Parece que os professores eram muito bons, pois o jovem logo aprendeu francês e escrevia cartas nessa língua. O pai inclusive levava algumas dessas cartas para ler em nossa casa e assim vermos como o filho dele estava progredindo. E, às vezes, fazia o comentário:
– Agora vou ler um trecho da carta de meu filho. Preparem-se! É um verdadeiro artigo de jornal!
E lia vários trechos. Não sei se as pessoas de minha família sentiam-se tão encantadas quanto ele, mas respondiam com amabilidades:
– Ah, bonito…
Em certo momento o jovem escreveu, dizendo ao pai que precisava abrir-se: estava muito contente com a formação profundamente religiosa que a École des Roches dava. A Fé Católica se encontrava mais firme do que nunca na alma dele, e pedia licença ao pai para não vir ao Brasil nas férias, pois preferia ficar ali durante esse tempo. E já avisava que desejava ser Padre, na congregação religiosa da própria escola.
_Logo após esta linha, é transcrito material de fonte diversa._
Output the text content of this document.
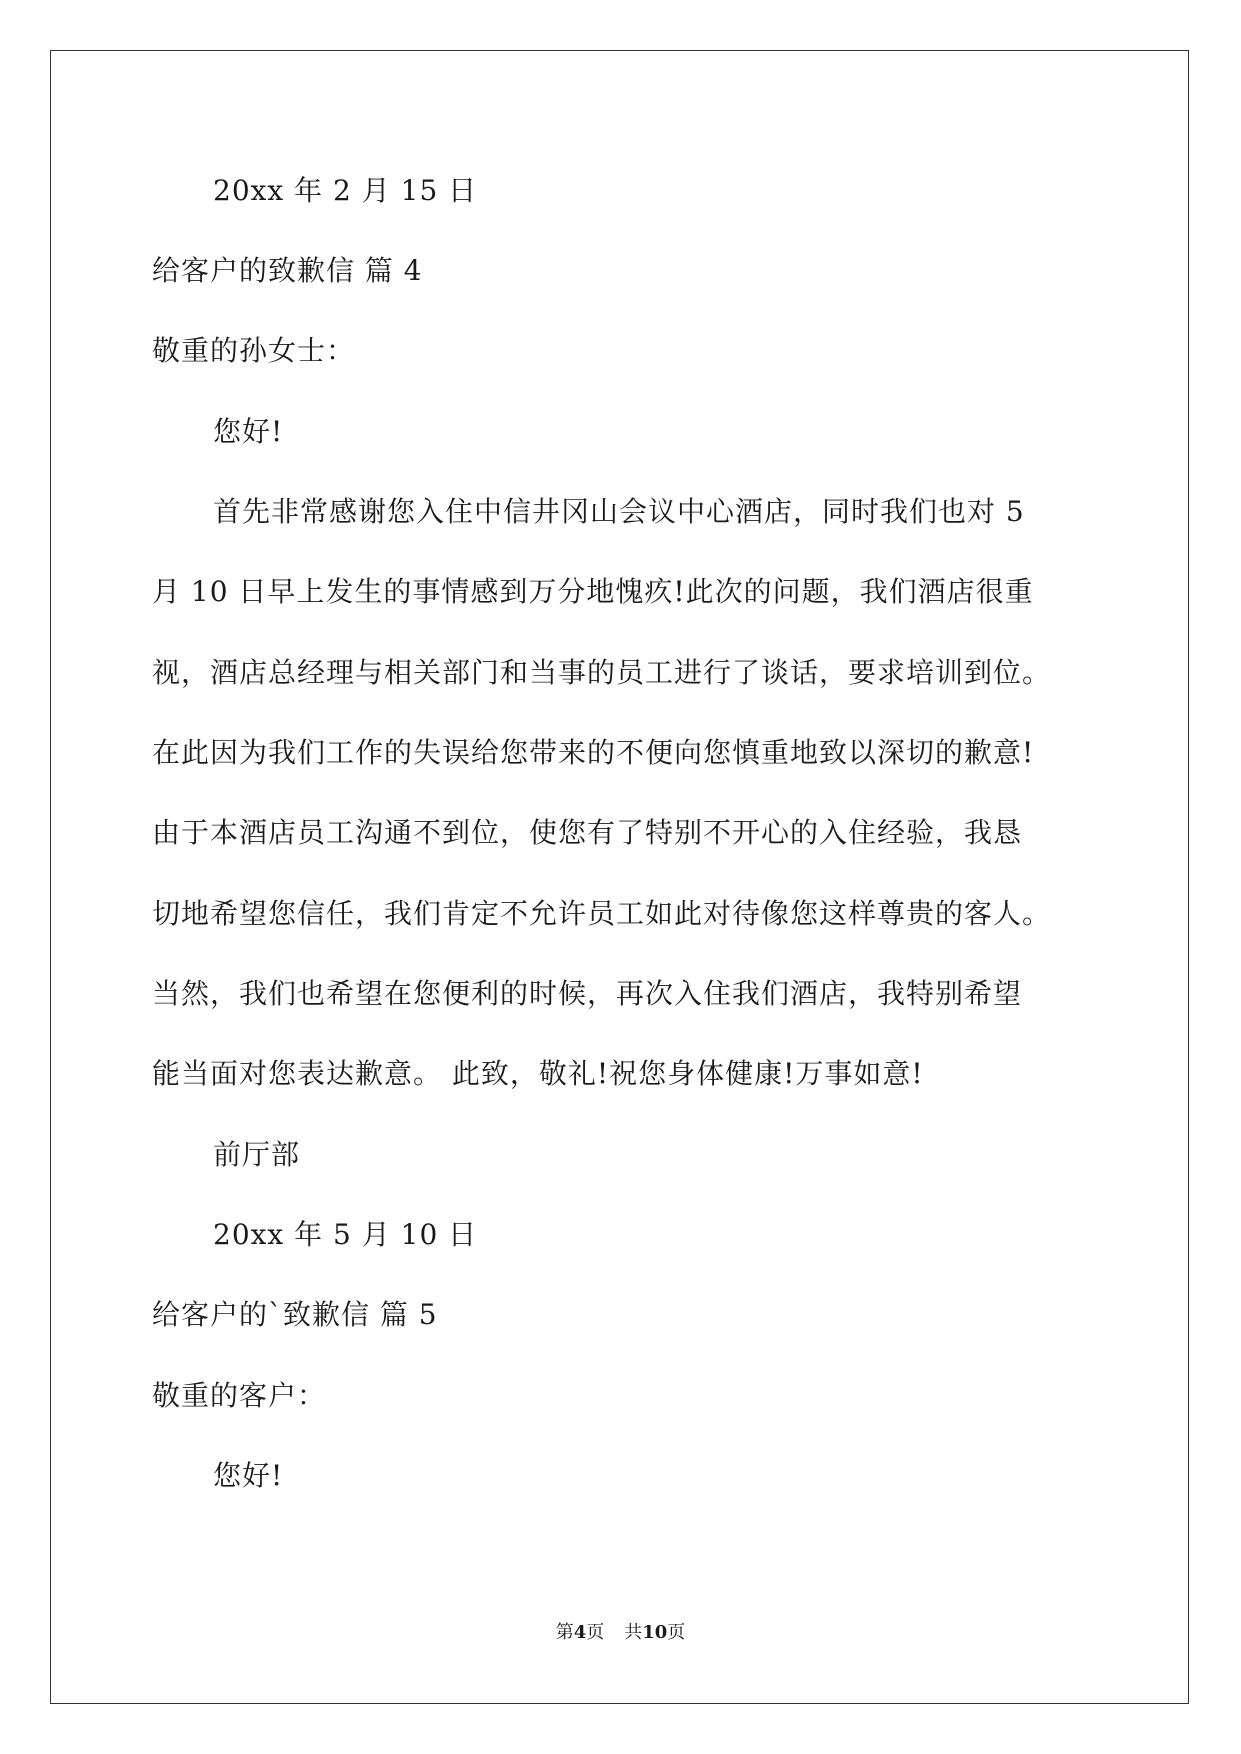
20xx 年 2 月 15 日
给客户的致歉信 篇 4
敬重的孙女士：
您好!
首先非常感谢您入住中信井冈山会议中心酒店，同时我们也对 5
月 10 日早上发生的事情感到万分地愧疚!此次的问题，我们酒店很重
视，酒店总经理与相关部门和当事的员工进行了谈话，要求培训到位。
在此因为我们工作的失误给您带来的不便向您慎重地致以深切的歉意!
由于本酒店员工沟通不到位，使您有了特别不开心的入住经验，我恳
切地希望您信任，我们肯定不允许员工如此对待像您这样尊贵的客人。
当然，我们也希望在您便利的时候，再次入住我们酒店，我特别希望
能当面对您表达歉意。 此致，敬礼!祝您身体健康!万事如意!
前厅部
20xx 年 5 月 10 日
给客户的`致歉信 篇 5
敬重的客户：
您好!
第4页 共10页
Creio que o pai havia sido mal informado e colocou o filho num viveiro de Contra-Revolução… Tomou-se de furor, pois era totalmente inconcebível, censurável e desprezível que um rapaz da alta sociedade se tornasse Padre e, portanto, ficava mal para o pai. Então ele escreveu ao rapaz, respondendo que nunca permitiria aquilo, e que mandaria a polícia buscá-lo. O filho, ingênuo, insistiu dizendo: “Papai, se o senhor conversasse com o Père6 Tal! Eu quero vê-los discutir, para saber qual dos dois tem razão. Quem ganhará a discussão? O senhor, tão inteligente, ou o Père? Por que o senhor não paga duas passagens de navio, a fim de eu ir ao Brasil com o Père? Ele convencerá o senhor de que eu devo ser Padre!”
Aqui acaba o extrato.